# Arcadia II - looking for shipmates



## finbarr77 (Apr 3, 2009)

I sailed on Arcadia II late 1954 to early 1958. Interested in hearing from any Engineers or Deck Officers that sailed same period.

Cheers,

James.


----------



## Pompeyfan (Aug 9, 2005)

Can't go back that far James personally, but when I have time, I will look up a few names who may have been aboard her during that era. I know there was a steward from here on the Isle of Wight who was aboard her for many years. I think his Christian name was Cannell, possibly Jim Cannell who also had a nickname I think, but will look him and others up. I helped put together an edition of Arcadus, the crew newspaper we had for her 21st Birthday where past events were noted like a storm in the Bay of Biscay bound from Las Palmas to London on 29th December 1956 with much damage on board.
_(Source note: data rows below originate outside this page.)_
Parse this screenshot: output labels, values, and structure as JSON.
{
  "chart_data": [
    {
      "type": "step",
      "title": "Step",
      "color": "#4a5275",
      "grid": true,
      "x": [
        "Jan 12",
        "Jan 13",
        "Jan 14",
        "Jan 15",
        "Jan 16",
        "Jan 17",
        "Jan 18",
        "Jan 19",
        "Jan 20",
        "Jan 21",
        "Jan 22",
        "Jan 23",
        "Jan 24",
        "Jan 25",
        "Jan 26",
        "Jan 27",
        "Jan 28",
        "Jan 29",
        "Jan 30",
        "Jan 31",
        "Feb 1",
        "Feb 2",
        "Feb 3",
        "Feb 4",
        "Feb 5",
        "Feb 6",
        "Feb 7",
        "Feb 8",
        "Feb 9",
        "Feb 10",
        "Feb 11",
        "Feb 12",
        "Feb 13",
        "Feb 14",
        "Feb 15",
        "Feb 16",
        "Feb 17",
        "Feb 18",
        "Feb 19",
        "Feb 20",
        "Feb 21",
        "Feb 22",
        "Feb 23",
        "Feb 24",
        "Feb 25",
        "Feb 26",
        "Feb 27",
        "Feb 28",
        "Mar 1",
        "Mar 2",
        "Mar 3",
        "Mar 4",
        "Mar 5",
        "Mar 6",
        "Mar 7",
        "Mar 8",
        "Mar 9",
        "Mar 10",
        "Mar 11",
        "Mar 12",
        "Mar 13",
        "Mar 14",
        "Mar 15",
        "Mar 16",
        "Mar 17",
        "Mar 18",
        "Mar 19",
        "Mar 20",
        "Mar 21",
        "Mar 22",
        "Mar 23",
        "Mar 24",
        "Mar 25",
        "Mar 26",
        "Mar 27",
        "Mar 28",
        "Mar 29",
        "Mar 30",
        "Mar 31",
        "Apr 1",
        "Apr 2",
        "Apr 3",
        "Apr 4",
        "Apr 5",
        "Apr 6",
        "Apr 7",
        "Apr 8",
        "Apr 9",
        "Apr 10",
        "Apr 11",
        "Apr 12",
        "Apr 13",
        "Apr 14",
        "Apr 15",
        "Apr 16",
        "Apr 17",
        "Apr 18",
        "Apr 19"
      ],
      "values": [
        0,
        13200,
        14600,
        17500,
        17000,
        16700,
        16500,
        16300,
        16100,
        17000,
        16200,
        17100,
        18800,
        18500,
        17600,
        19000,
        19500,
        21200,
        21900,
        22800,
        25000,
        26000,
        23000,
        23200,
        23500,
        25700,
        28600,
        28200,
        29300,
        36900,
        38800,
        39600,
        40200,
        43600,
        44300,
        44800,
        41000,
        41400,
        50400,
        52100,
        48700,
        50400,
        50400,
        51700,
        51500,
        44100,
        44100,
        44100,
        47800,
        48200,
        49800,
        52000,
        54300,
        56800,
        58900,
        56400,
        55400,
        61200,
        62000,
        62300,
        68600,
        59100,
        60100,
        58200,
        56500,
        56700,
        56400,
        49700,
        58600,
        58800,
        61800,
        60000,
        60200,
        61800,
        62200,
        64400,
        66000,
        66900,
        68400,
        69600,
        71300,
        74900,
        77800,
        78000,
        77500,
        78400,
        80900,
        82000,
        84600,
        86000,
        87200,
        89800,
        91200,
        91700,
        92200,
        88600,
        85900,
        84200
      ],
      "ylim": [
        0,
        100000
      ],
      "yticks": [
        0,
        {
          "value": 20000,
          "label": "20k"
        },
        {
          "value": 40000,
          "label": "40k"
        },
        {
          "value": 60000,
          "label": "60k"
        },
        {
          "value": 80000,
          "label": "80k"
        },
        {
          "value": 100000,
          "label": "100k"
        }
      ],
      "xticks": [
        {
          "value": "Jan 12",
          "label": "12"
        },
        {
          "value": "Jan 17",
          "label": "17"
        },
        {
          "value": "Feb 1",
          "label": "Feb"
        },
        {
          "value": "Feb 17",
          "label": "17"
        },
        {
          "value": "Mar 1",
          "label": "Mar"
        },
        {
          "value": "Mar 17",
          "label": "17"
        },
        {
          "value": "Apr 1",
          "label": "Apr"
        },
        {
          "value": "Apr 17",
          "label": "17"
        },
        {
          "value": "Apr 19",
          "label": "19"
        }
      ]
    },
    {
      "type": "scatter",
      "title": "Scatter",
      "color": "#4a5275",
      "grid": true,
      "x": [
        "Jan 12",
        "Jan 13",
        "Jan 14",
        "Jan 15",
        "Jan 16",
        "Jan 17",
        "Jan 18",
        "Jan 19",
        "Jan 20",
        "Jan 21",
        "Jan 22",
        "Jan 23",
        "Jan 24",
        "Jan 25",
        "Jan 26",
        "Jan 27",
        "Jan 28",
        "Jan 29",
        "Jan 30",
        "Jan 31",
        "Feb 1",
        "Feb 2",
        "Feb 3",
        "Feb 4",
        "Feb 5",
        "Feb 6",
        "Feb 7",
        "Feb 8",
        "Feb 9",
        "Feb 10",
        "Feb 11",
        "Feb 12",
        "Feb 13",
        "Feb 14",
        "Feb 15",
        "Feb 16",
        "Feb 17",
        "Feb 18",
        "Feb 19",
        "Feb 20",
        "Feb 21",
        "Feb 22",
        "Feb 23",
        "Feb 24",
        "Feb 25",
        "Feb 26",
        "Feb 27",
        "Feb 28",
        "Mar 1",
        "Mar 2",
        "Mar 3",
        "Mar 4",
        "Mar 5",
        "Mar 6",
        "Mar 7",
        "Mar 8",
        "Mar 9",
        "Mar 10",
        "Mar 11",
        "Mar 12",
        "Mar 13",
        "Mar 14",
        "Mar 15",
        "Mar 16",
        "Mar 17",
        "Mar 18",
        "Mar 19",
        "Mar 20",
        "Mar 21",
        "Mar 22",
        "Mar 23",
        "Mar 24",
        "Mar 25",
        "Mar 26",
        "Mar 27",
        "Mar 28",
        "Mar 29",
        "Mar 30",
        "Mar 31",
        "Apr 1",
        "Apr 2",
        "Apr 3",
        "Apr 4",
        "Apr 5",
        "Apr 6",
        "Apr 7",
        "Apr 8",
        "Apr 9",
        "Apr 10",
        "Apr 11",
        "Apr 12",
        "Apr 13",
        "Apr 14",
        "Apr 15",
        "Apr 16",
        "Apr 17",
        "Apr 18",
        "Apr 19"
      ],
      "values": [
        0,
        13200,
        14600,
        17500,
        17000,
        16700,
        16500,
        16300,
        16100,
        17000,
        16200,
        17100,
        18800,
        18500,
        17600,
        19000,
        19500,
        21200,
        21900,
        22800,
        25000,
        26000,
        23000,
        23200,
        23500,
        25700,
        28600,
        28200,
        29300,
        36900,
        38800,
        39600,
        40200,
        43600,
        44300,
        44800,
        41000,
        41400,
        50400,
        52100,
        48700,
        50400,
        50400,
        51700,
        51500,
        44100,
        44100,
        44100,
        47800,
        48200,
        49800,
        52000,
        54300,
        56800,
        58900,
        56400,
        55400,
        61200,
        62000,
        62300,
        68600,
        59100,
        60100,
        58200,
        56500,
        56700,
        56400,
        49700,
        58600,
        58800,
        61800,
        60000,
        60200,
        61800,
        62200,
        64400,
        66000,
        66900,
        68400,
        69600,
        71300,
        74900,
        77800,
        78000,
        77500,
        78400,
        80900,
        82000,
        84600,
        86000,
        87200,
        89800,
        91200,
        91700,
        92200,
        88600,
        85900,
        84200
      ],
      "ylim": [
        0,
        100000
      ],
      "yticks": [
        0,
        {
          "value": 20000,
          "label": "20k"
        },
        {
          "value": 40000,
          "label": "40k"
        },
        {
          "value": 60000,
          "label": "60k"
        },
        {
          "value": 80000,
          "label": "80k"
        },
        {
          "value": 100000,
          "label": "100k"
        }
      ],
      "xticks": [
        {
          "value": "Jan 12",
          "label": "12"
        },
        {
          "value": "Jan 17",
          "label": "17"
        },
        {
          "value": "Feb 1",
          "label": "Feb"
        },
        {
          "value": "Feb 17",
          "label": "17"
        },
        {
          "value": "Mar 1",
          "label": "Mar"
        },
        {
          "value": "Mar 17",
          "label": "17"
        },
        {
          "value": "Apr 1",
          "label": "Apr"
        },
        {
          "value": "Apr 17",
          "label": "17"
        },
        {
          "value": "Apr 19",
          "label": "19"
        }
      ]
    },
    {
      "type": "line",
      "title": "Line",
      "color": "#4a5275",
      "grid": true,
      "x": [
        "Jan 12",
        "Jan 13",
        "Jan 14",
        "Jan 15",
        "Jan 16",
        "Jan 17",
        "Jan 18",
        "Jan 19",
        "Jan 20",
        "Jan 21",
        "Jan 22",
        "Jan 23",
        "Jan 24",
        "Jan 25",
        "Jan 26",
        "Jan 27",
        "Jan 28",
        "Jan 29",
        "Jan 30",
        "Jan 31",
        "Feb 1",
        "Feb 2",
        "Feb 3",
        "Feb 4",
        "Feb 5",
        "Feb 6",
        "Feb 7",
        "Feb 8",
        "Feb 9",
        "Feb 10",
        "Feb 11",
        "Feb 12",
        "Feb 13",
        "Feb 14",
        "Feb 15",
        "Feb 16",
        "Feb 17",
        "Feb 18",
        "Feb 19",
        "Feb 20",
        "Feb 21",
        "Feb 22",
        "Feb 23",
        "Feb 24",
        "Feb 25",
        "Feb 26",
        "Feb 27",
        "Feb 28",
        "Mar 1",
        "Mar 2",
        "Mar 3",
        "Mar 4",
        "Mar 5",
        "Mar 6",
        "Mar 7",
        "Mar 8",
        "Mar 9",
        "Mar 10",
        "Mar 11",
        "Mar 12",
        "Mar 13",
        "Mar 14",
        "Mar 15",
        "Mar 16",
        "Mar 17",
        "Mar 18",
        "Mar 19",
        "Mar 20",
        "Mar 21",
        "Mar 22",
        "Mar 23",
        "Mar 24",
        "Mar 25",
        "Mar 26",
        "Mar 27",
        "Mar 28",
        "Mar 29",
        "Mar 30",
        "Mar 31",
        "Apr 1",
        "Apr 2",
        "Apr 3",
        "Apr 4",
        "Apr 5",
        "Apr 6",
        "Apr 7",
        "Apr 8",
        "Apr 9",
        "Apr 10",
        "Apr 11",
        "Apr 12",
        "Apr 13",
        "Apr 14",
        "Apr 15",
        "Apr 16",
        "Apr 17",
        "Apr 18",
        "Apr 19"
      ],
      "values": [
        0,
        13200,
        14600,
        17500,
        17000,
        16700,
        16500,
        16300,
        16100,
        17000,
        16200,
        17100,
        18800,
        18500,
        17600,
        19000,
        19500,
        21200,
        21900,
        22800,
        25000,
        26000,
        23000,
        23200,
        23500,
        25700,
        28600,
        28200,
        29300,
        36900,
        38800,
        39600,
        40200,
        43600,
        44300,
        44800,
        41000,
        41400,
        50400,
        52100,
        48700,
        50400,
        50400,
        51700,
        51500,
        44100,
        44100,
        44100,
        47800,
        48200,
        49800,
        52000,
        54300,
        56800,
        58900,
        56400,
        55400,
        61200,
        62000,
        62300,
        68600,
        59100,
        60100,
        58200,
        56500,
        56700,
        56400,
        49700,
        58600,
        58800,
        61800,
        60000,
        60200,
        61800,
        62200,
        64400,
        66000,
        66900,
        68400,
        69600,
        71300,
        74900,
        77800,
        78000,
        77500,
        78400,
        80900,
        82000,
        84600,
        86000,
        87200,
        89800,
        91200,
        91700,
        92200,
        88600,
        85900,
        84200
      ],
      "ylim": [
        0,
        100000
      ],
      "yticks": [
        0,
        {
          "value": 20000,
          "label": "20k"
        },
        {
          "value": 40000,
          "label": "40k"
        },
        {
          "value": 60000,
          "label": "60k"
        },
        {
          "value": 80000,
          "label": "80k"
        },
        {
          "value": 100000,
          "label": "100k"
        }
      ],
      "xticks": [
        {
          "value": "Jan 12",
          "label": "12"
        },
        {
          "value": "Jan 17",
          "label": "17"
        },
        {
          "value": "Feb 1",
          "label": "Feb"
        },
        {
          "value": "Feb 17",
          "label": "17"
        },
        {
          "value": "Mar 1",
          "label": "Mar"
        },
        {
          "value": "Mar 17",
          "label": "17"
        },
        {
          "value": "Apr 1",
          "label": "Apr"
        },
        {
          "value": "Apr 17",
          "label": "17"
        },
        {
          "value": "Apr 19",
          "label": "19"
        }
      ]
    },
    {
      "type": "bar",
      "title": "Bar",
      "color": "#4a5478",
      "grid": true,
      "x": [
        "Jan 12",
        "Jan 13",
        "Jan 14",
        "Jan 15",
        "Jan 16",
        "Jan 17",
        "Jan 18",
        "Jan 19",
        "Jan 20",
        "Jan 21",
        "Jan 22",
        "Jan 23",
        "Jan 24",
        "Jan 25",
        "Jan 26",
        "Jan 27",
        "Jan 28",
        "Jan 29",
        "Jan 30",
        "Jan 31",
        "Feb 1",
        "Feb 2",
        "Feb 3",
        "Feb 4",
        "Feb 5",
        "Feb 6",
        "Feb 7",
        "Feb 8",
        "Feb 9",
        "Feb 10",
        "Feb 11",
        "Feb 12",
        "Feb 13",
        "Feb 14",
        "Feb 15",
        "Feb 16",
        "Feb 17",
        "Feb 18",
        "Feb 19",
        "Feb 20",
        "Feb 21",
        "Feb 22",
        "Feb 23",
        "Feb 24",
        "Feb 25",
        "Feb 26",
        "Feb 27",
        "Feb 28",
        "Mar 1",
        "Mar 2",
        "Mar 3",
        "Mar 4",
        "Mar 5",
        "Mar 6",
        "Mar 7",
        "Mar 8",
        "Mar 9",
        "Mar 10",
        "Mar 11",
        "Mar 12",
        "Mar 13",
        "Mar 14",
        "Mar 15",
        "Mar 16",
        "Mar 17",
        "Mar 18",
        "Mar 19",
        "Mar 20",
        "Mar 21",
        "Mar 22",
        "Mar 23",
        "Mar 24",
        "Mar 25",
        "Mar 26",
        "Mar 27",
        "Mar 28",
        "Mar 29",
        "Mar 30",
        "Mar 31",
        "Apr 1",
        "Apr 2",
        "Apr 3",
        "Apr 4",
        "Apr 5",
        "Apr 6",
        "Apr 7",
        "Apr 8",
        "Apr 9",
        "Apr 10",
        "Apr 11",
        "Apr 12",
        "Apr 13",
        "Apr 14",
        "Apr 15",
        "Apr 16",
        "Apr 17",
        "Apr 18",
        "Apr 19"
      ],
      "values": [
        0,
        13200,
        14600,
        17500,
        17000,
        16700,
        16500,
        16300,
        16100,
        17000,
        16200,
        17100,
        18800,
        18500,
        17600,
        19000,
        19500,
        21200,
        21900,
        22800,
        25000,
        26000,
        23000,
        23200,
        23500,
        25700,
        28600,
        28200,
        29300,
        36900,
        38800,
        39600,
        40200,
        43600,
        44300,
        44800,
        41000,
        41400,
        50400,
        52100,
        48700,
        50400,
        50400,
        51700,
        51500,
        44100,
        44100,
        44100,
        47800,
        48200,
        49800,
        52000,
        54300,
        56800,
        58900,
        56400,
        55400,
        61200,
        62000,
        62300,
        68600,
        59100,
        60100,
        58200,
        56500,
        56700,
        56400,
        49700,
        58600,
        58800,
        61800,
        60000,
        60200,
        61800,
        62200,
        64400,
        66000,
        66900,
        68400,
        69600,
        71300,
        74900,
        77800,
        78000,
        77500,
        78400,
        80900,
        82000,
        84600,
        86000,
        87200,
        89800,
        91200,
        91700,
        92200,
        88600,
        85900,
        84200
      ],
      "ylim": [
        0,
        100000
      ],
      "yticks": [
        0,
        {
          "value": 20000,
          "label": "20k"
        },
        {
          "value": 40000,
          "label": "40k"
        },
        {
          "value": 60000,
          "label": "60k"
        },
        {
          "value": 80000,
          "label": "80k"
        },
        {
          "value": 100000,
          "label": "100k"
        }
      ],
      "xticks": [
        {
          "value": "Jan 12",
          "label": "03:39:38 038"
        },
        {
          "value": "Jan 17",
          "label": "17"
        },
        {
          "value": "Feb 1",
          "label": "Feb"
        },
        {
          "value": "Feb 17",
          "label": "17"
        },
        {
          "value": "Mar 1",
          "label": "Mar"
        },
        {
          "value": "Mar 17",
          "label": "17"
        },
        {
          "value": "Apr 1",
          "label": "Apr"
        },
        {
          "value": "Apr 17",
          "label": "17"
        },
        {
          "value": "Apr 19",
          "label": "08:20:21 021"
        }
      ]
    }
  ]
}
The master at the time was Captain Bodley

I still have this stuff and will try to look out more info. 

David


----------



## jumbo747 (Jun 18, 2009)

Hi James , would you remember one of the crew from around 1955/1956 , his name was George Robert Henderson Duffin ,, would really like to find out as he was my partners father , who passed away in 1958 , we are trying to trace her roots and any information would be greatly appreciated ,, regards Jeff


----------